Okay here is one that should be hard. I only have this one photo from the Lancetilla Botanical Gardens in Honduras. The only clue I will give is its Genus and (part of) its common name is the same.
I see where you're going with this Sean. For what it's worth that plant is not natively found in a rainforest, even though it is now grown in previously rainforested areas throughout the tropics.
I suppose that could be it, but somehow it doesn't look quite right to me.
No eastern connection that I can think of. I will let you stew for a while, I doubt you can get the species from the photo, so have to deduce the Genus and common name (for now).
I doubt it is the nectar of life thought I am sure an advertising exec might try that.
Ah bugger, my mind was all in that direction, ok will have to stew on this during work today I think, but someone else will probably get it before I'm back online, so....my first quess and therefore the cryptic questions was Coffea arabica but after leons points I'm not expecting that to be correct.
NO, on the right track though, though that being said I am not sure if Aussies use the same term Canadaians do, I realized Americans don't. Now that might help or really throw you off.
Go to work there has been enough drunken time off for Aussies this past weekend. Enjoy now, with McGrath gone and Symonds surely headed to jail after his celebration, the good times for sports is over. Will just have to enjoy hard ID quizzes instead.

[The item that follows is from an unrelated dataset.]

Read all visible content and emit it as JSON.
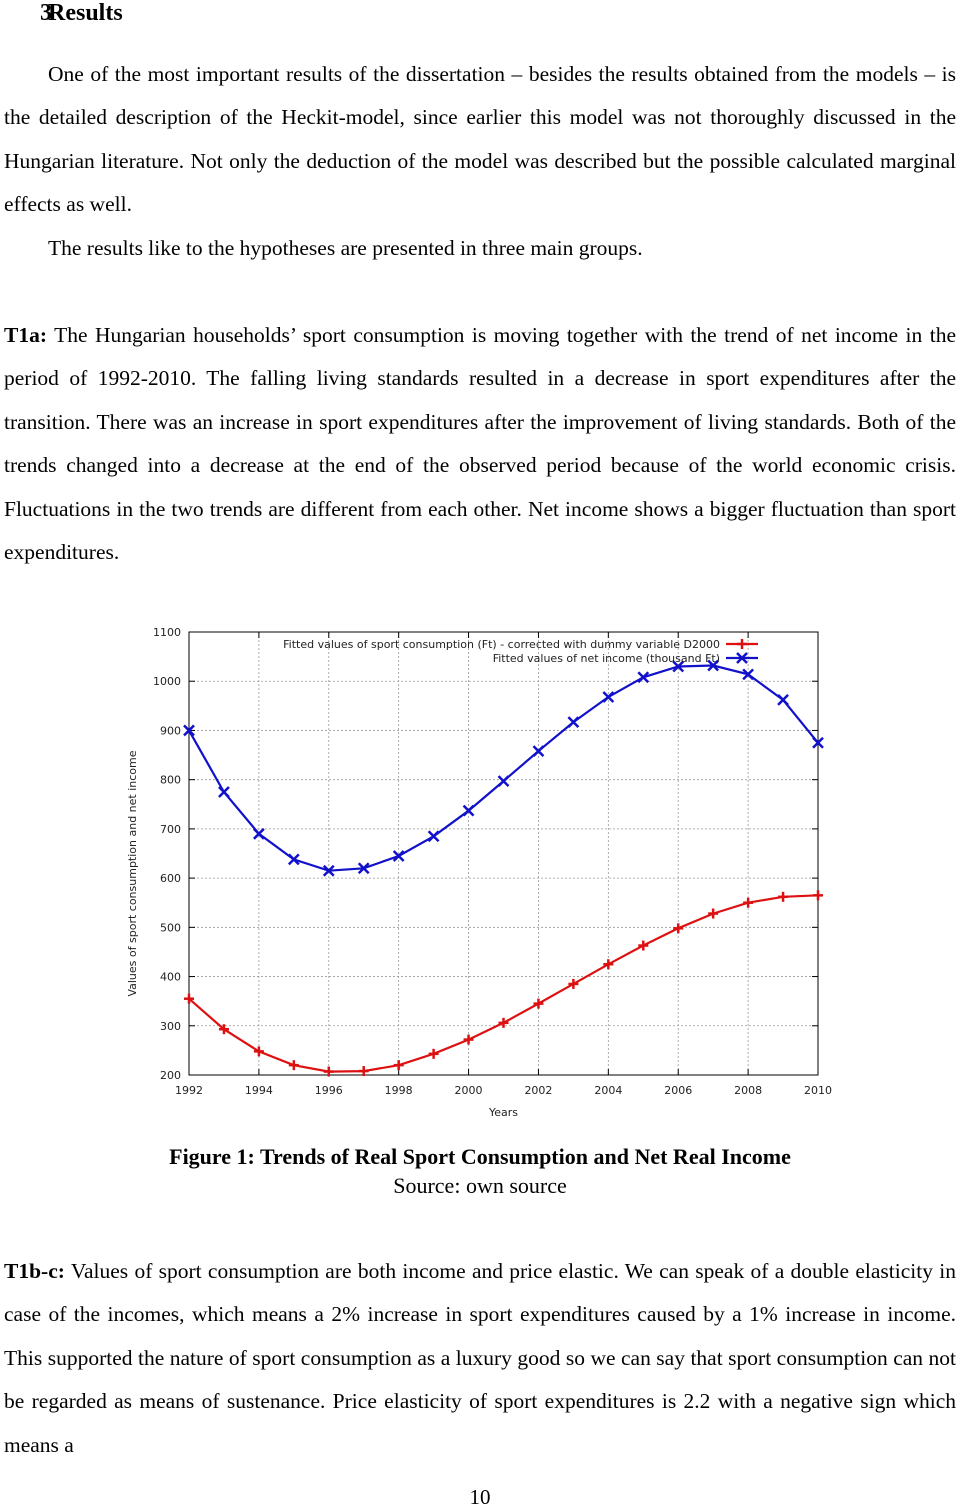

Still used to flavour Coke-Cola and other colas; Coke has stopped using the cocaine portion of Erythroxylum (Coca)as a stimulant, but uses the "cleaned" leaves as a flavouring.
It is interesting that the Lancetilla Botanical Gardens is set in a wet tropical broadleaf forest but many of the trees look terrible. The are huge Garcinias, Durio, Nephelium, Swietenia and other large growing trees but the smaller trees look like crap, they have never taken off. The soils are a wet sticky clay muck. I think the cutter ants also play havoc.